Он улыбнулся, словно смог расслышать с разделявшего их расстояния свое имя, обнажая белоснежные зубы, как темно-сумрачный тигр, что вставал на задние лапы, цепляясь за атласные штанины его серебристого одеяния острыми когтями, раздирая ткань, вышитую из крупных алмазов в форме цветов и речными жемчужными бусинами. Его серебристые волосы сцеплял платиновый обруч на челе, и голубая капля чистого сапфира сверкала со свисающей подвески. Айвен сделала шаг назад, стараясь различить оружие под многослойной одеждой высокого мужчины, сколько мечей и охотничьих искривленных кинжалов скрывалось под богатыми материями. Она напряглась всем телом, чувствуя, как воздух начинает гореть между ними. Она помнила в тех странных, дымчатых видениях, как высокое красное полымя охватило стены торгового зала, как горела шкура барсов и металл длинных клинков, как расплавлялась серебристая сбруя, как темнели самоцветы на длинных бусах и рабских цепях. Огонь пожрал само ночное небо, и холод царственной тьмы. Она вспоминала остроту терний, что обвевали ее в коконе теплого и ласкового мрака, убаюкивающего в своей мирной колыбели, то были объятия призраков, омывающие своими смольными камзолами облака при ночной грозе; то были поцелуи ветра, теплеющего между крыльев сокола. Венцы агатовых шипов, что расцветали красными розами в ее волосах, оставляли пламенные лепестки на губах, мак алой рябины на дягилевых ресницах и винную вишню на острых скулах. Она помнила горячие руки, что удерживали ее в бездонной мгле, и теплота тела мужчины вонзалась в кожу, как смертельный яд, распространяясь так же скоротечно, как кислород по жилам. От него пахло лавандой и сладчайшими восточными маслами, миром, и горячим воздухом красных пустынь, что обтекало золото заката и кармин восхода. Айвен подняла на мужчину глаза, когда он продолжал с легкой улыбкой на губах разглядывать женское лицо со странным интересом. Глаза его светились, и в них она могла разглядеть буйство морской волны тонов изумруда и темной орхидеи, и светлые полотнища парусов великолепных белоснежных фрегатов, медленно отваливающих от стеклянного причала, окутываемого сизо-туманными вихрями.

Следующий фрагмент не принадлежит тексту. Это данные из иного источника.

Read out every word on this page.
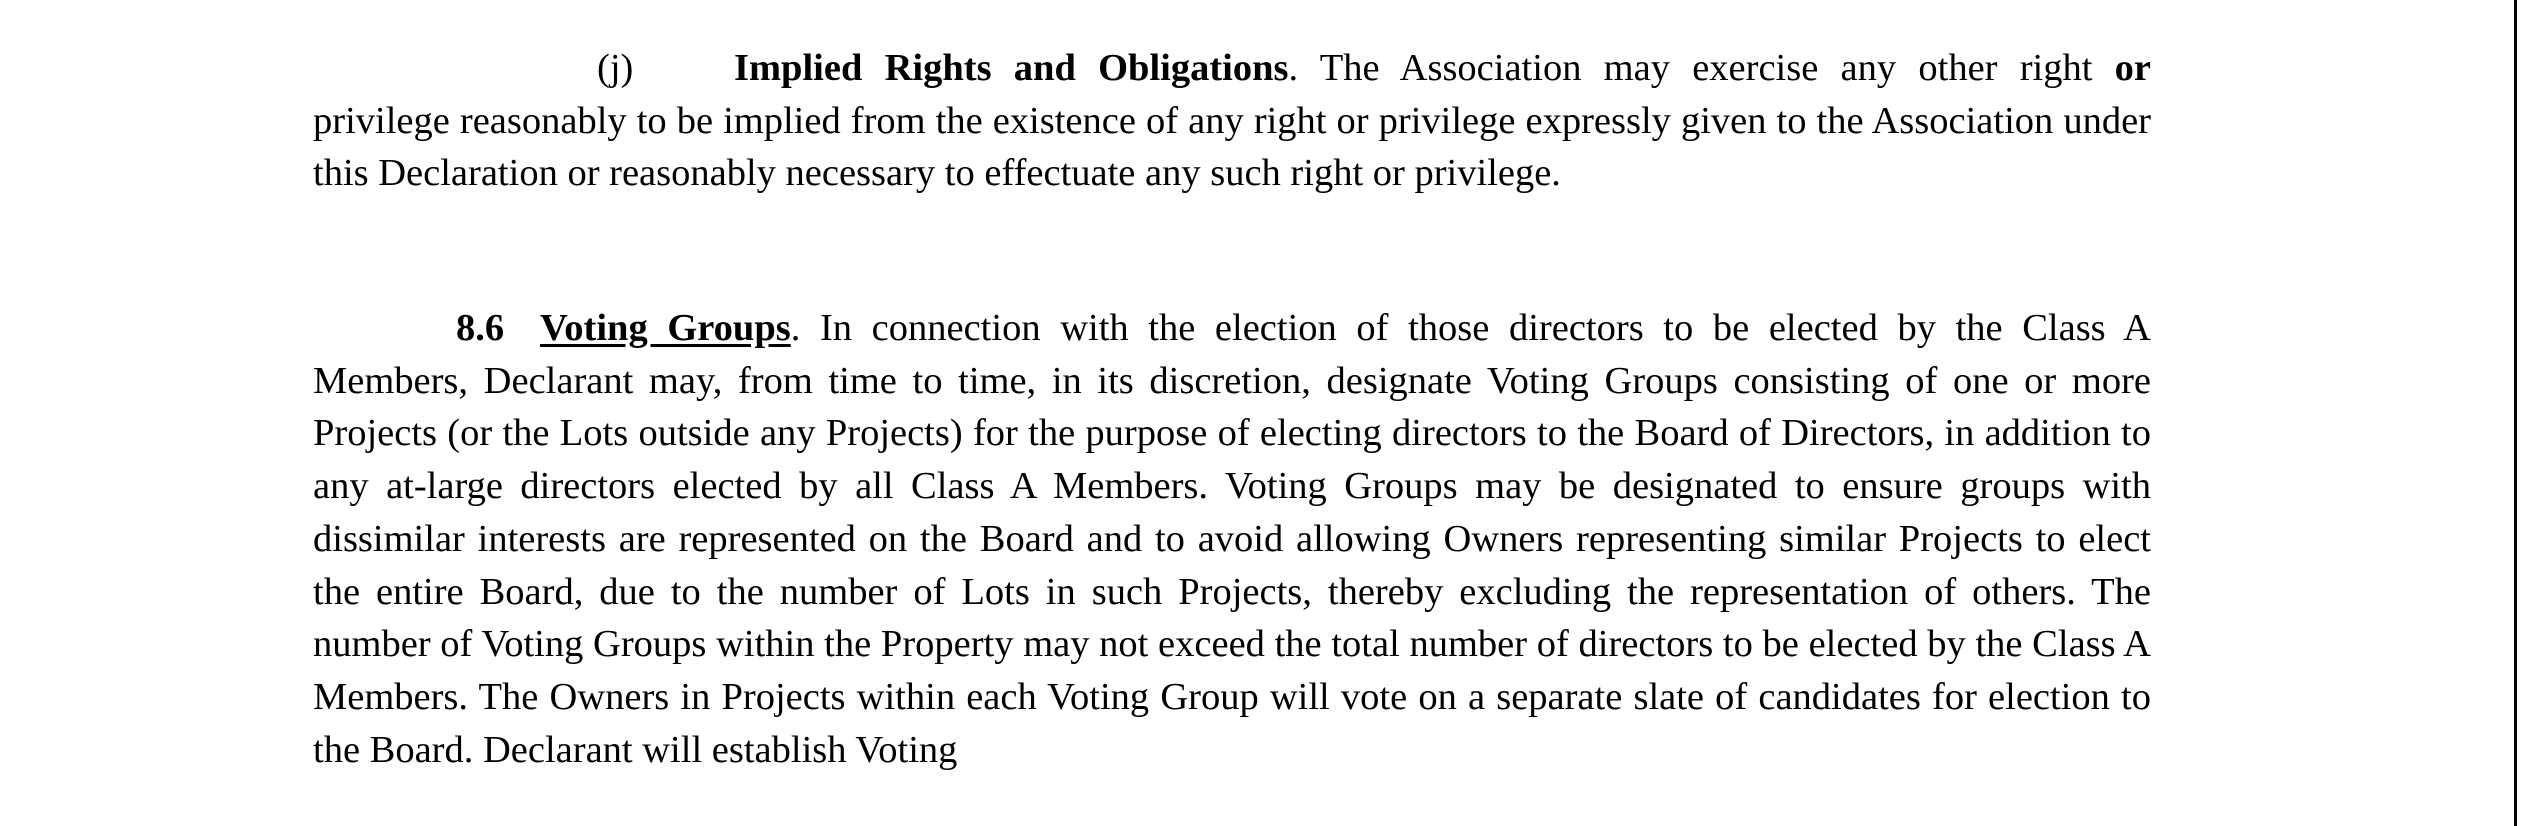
(j)	Implied Rights and Obligations. The Association may exercise any other right or privilege reasonably to be implied from the existence of any right or privilege expressly given to the Association under this Declaration or reasonably necessary to effectuate any such right or privilege.

8.6 Voting Groups. In connection with the election of those directors to be elected by the Class A Members, Declarant may, from time to time, in its discretion, designate Voting Groups consisting of one or more Projects (or the Lots outside any Projects) for the purpose of electing directors to the Board of Directors, in addition to any at-large directors elected by all Class A Members. Voting Groups may be designated to ensure groups with dissimilar interests are represented on the Board and to avoid allowing Owners representing similar Projects to elect the entire Board, due to the number of Lots in such Projects, thereby excluding the representation of others. The number of Voting Groups within the Property may not exceed the total number of directors to be elected by the Class A Members. The Owners in Projects within each Voting Group will vote on a separate slate of candidates for election to the Board. Declarant will establish Voting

— Я рад, что ты меня помнишь, — произнес он, голос его был богат и сочен, как самые сладкие алые яблоки, и самая чистая воды, и все внутри нее все застыло, как в пшеничном янтаре, похолодело, и когда мужчина заметил ее пугающее выражение, то приподнял в удивлении свои ухоженные прямые брови. — Тебя удивляет моя речь?

Обездоленный ужас сменился беспомощной и дикой яростью, когда она осознала, что он говорит на ее родном наречии без единого неверного слога, с совершенным твердым акцентом, и костяшки пальцев побелели на ее снежной коже.

Он опустился на колени, кладя свою широкую ладонь на загривок темного тигра, давая хищнику играть со своей ладонью, как тому заблагорассудиться.

— Я знаю в совершенстве пятнадцать языков, — объяснил он, не глядя в ее сторону, поглаживая тигра по чернильной переносице большими пальцами, пока тот подставлял голову к ласкающим рукам, жадный в получении большей любви своего господина.

— Рабство и жизнь в неволе приносят в угнетении и свои щедрые плоды, если клетку используешь, как обитель для познания, где время течет медленнее, — он помедлил, прищелкивая языком, и оглядывая девушку с ног до головы, останавливая острый, поглощающий взор на полной груди и узкой талии. И Айвен задрожала под этим взглядом, в котором расплывались седые дымки и плавились лепестки кровавого делоникса. Ночная рубашка просвечивала под горячими лучами солнца, и он мог отчетливо разглядеть наготу ее тела. Странное и неприятное ощущение пронзило воспаляющим взором каждый нерв. Больше года тело было сковано металлическими оковами, что опаляли кожу, а запястья рук покрывались уродливыми волдырями и жидкими пузырями, справлять нужду приходилось стоя, и она испытывала к своему существованию отвращение и стыд, но умереть было выше сил, как и позволить своим пленителям получить от этого удовольствие. Гордость, в ней не умирала гордыня и собственное отчаяние. Она никогда не прикасалась к столь чудесной ткани, никогда ее глаза прежде не видели таких прозрачных вод или яркости красок цветов.